Can employers still conduct disciplinary and grievance procedures during the COVID-19 pandemic?
27th May, 2020
Many employers are challenged with how to handle internal processes whilst normal working practices have been disrupted and staff are working from home, self-isolating, on furlough or whilst social distancing measures are in place in the workplace.
Is it fair and reasonable for employers to continue with these procedures whilst these measures are in place?
The law and the ACAS Code of Practice on disciplinary and grievance procedures still apply during COVID-19. It is important that employers, so far as reasonably practicable, continue to deal with such processes in a timely manner and do not depart from or fail to follow their own procedures or those in the ACAS Code. However, the current pandemic is clearly putting challenges in place for employers where ordinarily they would have carried out investigation meetings and hearings face to face or within reasonable timeframes.
ACAS have published new guidance on how to manage disciplinary and grievance procedures during the COVID-19 pandemic. The key points to takeaway from the new ACAS guidance include:
- Health and Safety – employers should consider the health and wellbeing of all employees involved in the process. This may include managers appointed to investigate and conduct the process, as well as witnesses, the aggrieved or the individual being disciplined. ACAS recommend discussing options with everyone involved before deciding whether to proceed or pause the relevant procedure and confirming this with all involved.
- Meetings – if those involved in the process are still in the workplace then consideration needs to be given to health and safety, social distancing and public health guidelines. Can interviews be held in a place that allows for privacy and social distancing?
- Video conferencing– employers should consider using video conferencing for interviews and meetings (particularly where employees are not in the workplace), but consider whether all individuals have access to the technology required or if anyone has a disability which may affect their ability to use video technology.
Employers should therefore consider a number of factors when deciding whether to progress or pause a process, including the implications of any delay on any evidence or dealing with a process in a reasonable timescale. We would recommend employers considering each case on its own facts, rather than taking a blanket approach towards all internal processes.
Should employers pause the process?
This can have advantages and disadvantages and may depend on how close to the end of lockdown we are. Delaying processes can have disadvantages, particularly if the employer is relying on witness evidence when memories can fade after time or employees may leave and obtaining their input will be more difficult. It can also lead to increased levels of stress for employees and witnesses and unresolved issues can lead to further clashes in the workplace.
On the other hand, pausing the relevant procedure until the crisis has passed may also have some advantages, particularly where managers, HR and witnesses are working from home or on furlough.
There are a number of factors to weigh up, but there will be some cases which justify being paused.
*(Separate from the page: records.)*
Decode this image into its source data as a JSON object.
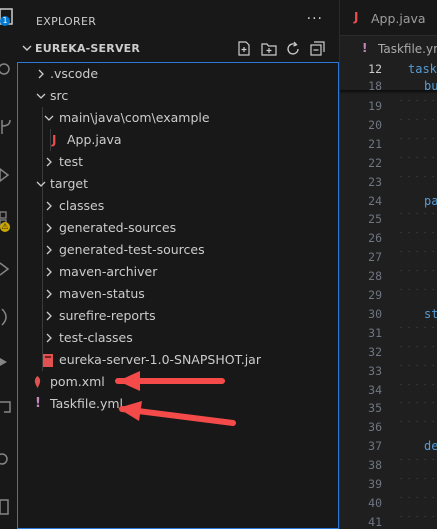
{
  "activity_bar": {
    "icons": [
      "explorer-icon",
      "search-icon",
      "source-control-icon",
      "run-debug-icon",
      "extensions-icon",
      "testing-icon",
      "remote-icon",
      "accounts-icon"
    ],
    "explorer_badge": "1",
    "warning_badge": "⚠",
    "accent": "#0078d4"
  },
  "explorer": {
    "title": "EXPLORER",
    "more_icon": "···",
    "project": "EUREKA-SERVER",
    "actions": [
      "new-file-icon",
      "new-folder-icon",
      "refresh-icon",
      "collapse-all-icon"
    ],
    "items": [
      {
        "label": ".vscode",
        "type": "folder",
        "open": false
      },
      {
        "label": "src",
        "type": "folder",
        "open": true
      },
      {
        "label": "main\\java\\com\\example",
        "type": "folder",
        "open": true
      },
      {
        "label": "App.java",
        "type": "java"
      },
      {
        "label": "test",
        "type": "folder",
        "open": false
      },
      {
        "label": "target",
        "type": "folder",
        "open": true
      },
      {
        "label": "classes",
        "type": "folder",
        "open": false
      },
      {
        "label": "generated-sources",
        "type": "folder",
        "open": false
      },
      {
        "label": "generated-test-sources",
        "type": "folder",
        "open": false
      },
      {
        "label": "maven-archiver",
        "type": "folder",
        "open": false
      },
      {
        "label": "maven-status",
        "type": "folder",
        "open": false
      },
      {
        "label": "surefire-reports",
        "type": "folder",
        "open": false
      },
      {
        "label": "test-classes",
        "type": "folder",
        "open": false
      },
      {
        "label": "eureka-server-1.0-SNAPSHOT.jar",
        "type": "jar"
      },
      {
        "label": "pom.xml",
        "type": "xml"
      },
      {
        "label": "Taskfile.yml",
        "type": "yml"
      }
    ]
  },
  "editor": {
    "tab": {
      "icon": "J",
      "label": "App.java"
    },
    "breadcrumb": {
      "icon": "!",
      "label": "Taskfile.yml"
    },
    "sticky_lines": [
      {
        "num": "12",
        "text": "task"
      },
      {
        "num": "18",
        "text": "bu"
      }
    ],
    "lines": [
      {
        "num": "19",
        "text": ""
      },
      {
        "num": "20",
        "text": ""
      },
      {
        "num": "21",
        "text": ""
      },
      {
        "num": "22",
        "text": ""
      },
      {
        "num": "23",
        "text": ""
      },
      {
        "num": "24",
        "text": "pa"
      },
      {
        "num": "25",
        "text": ""
      },
      {
        "num": "26",
        "text": ""
      },
      {
        "num": "27",
        "text": ""
      },
      {
        "num": "28",
        "text": ""
      },
      {
        "num": "29",
        "text": ""
      },
      {
        "num": "30",
        "text": "st"
      },
      {
        "num": "31",
        "text": ""
      },
      {
        "num": "32",
        "text": ""
      },
      {
        "num": "33",
        "text": ""
      },
      {
        "num": "34",
        "text": ""
      },
      {
        "num": "35",
        "text": ""
      },
      {
        "num": "36",
        "text": ""
      },
      {
        "num": "37",
        "text": "de"
      },
      {
        "num": "38",
        "text": ""
      },
      {
        "num": "39",
        "text": ""
      },
      {
        "num": "40",
        "text": ""
      },
      {
        "num": "41",
        "text": ""
      }
    ]
  },
  "colors": {
    "java": "#f14c4c",
    "jar": "#e05252",
    "xml": "#e05252",
    "yml": "#c586c0",
    "focus_border": "#2b79d6",
    "arrow": "#f44a4a"
  }
}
Given there is currently no end date to the lockdown, we would recommend employers regularly review any pause in the process to assess if any of the factors have changed to enable to the process to progress.
Any decision to pause the process should be communicated to the relevant employees.
Should employers continue with the process?
Provided the employer has given due consideration to the health and well being of the individuals involved, the dynamics of how to hold meetings and obtain evidence, then there is no reason why an employer cannot proceed with the process, providing that they follow a fair and thorough process and minimise any disadvantages an employee may suffer resulting from a remote hearing. It is unlikely to be any defence to an employer to use COVID-19 as an excuse for not following a fair process.
The parties should be kept informed of any delays to the process because of adaptations made to the normal processes and delays in accessing evidence and contacting witnesses.
What if an employee or witness cannot participate in video conferencing or they are self-isolating?
If video conferencing is not an option, employers should consider telephone calls. Employers can also consider written participation by emails or letters.
Can employees on furlough still participate in disciplinary and grievance processes?
The view taken by ACAS is that they can, regardless of their role in the process, i.e. the employee being investigated or raising a grievance, a companion or witness or even a manager chairing the hearing, provided such participation is voluntary and in accordance with public health guidance.
Whilst we agree that employees or witnesses should be able to participate, we would urge employers to take caution in relation to the participation of an investigator, chairperson or notetaker who is furloughed at the relevant time as our view is that this is unlikely to be compatible with the current Treasury direction which makes it a condition for accessing the Coronavirus Job Retention Scheme (CJRS) that furloughed employees cease all work in relation to their employment during a period of furlough. The definition of “work” includes ‘generating revenue for or providing services to the employer or an associated organisation’.
It is likely that this position will change from August 2020 when the government are intending to allow for employees to be able to work part time whilst on furlough.
The role of companion or representative for an employee is however outside of the employee/employer relationship, and would not be considered to be providing services to the employer.